Table A.6 summarises the cost of consumables used in carrying out IVT.
The model assumes that all children on IVT are admitted for an inpatient stay, where they complete
IV treatment. This inpatient stay includes any costs of further treatment during the patient’s stay in
hospital We use the costs of ‘Infectious and non-infectious gastroenteritis without complications
(non-elective)’ as the NHS Healthcare Resource Group (HRG) code for this admission (Table A.7).
The range of costs used for both base case and ‘worst case’ analysis is given in brackets.
Drip stands and infusion pumps are equipment pieces included in the costing of IVT and both of
these are used for the 24 hour period of IVT. Costs for these are shown in Table A.8.

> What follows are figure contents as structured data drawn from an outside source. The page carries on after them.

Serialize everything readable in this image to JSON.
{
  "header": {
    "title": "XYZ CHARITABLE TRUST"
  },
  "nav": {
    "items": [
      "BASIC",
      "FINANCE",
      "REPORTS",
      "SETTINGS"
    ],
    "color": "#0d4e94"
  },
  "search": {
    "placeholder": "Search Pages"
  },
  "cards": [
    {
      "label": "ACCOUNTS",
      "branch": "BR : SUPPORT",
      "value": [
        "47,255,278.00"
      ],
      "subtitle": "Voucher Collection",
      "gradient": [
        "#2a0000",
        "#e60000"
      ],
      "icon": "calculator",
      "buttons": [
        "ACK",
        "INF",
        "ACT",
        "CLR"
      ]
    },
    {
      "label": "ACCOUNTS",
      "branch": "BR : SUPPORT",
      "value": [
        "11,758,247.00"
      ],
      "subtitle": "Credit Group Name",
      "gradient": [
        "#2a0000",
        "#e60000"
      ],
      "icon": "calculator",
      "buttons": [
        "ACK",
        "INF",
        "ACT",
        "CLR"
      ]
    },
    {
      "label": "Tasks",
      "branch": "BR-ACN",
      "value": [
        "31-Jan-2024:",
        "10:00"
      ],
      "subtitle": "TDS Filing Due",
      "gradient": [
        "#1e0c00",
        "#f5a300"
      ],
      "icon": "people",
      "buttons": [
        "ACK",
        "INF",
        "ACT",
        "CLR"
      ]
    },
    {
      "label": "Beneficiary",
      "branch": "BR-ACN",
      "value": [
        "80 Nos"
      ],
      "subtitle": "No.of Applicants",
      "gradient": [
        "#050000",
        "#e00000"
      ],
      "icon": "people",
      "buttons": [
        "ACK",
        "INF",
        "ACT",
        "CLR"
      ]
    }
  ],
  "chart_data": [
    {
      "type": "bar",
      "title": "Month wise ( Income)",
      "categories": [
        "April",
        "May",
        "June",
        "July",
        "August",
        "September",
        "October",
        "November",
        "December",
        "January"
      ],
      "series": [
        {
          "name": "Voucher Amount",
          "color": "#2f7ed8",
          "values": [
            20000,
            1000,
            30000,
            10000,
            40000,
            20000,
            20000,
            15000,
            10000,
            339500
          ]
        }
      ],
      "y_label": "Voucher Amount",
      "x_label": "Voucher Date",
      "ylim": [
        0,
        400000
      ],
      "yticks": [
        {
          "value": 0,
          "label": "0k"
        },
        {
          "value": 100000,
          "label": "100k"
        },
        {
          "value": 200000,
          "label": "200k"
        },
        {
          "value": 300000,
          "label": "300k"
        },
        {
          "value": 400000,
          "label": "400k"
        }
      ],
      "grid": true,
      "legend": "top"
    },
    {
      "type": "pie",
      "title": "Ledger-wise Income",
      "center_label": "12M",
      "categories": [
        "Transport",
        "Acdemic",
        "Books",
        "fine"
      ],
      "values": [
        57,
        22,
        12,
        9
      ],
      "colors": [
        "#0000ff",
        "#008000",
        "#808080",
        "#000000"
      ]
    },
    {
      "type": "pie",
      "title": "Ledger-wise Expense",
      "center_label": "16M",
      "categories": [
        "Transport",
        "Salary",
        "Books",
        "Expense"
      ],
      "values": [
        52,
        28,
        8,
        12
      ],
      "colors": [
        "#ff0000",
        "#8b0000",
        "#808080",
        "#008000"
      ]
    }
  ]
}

A number of blood tests are carried out when patients are treated with IVT and these are costed
using a ‘Pathology indicative tariff for haematology’ from the NHS National Tariff and are shown
in Table A.9.
Further IVT costing
The model assumes that if a child remains dehydrated after the initial 24 hours of IVT, treatment
continues for another period of 24 hours. Patients receiving further treatment require additional
resources. Further IVT requires a longer inpatient stay and the model assumes that the costs of this
additional stay are given by the difference between the cost of a hospital episode for infectious
and non-infectious gastroenteritis with complications and the cost without complications. This
additional hospital stay is inclusive of any additional labour, consumables or equipment costs.
Table A.10 summarises the hospital costs used in the analysis, and the range of costs used for
both base case and ‘worst case’ analysis are given in brackets.
* In practice, most children are given less than 500 ml of saline. The smallest bag of saline available, however, is of 500 ml and once
opened cannot be reused. The cost used in the analysis therefore is that of a 500 ml bag.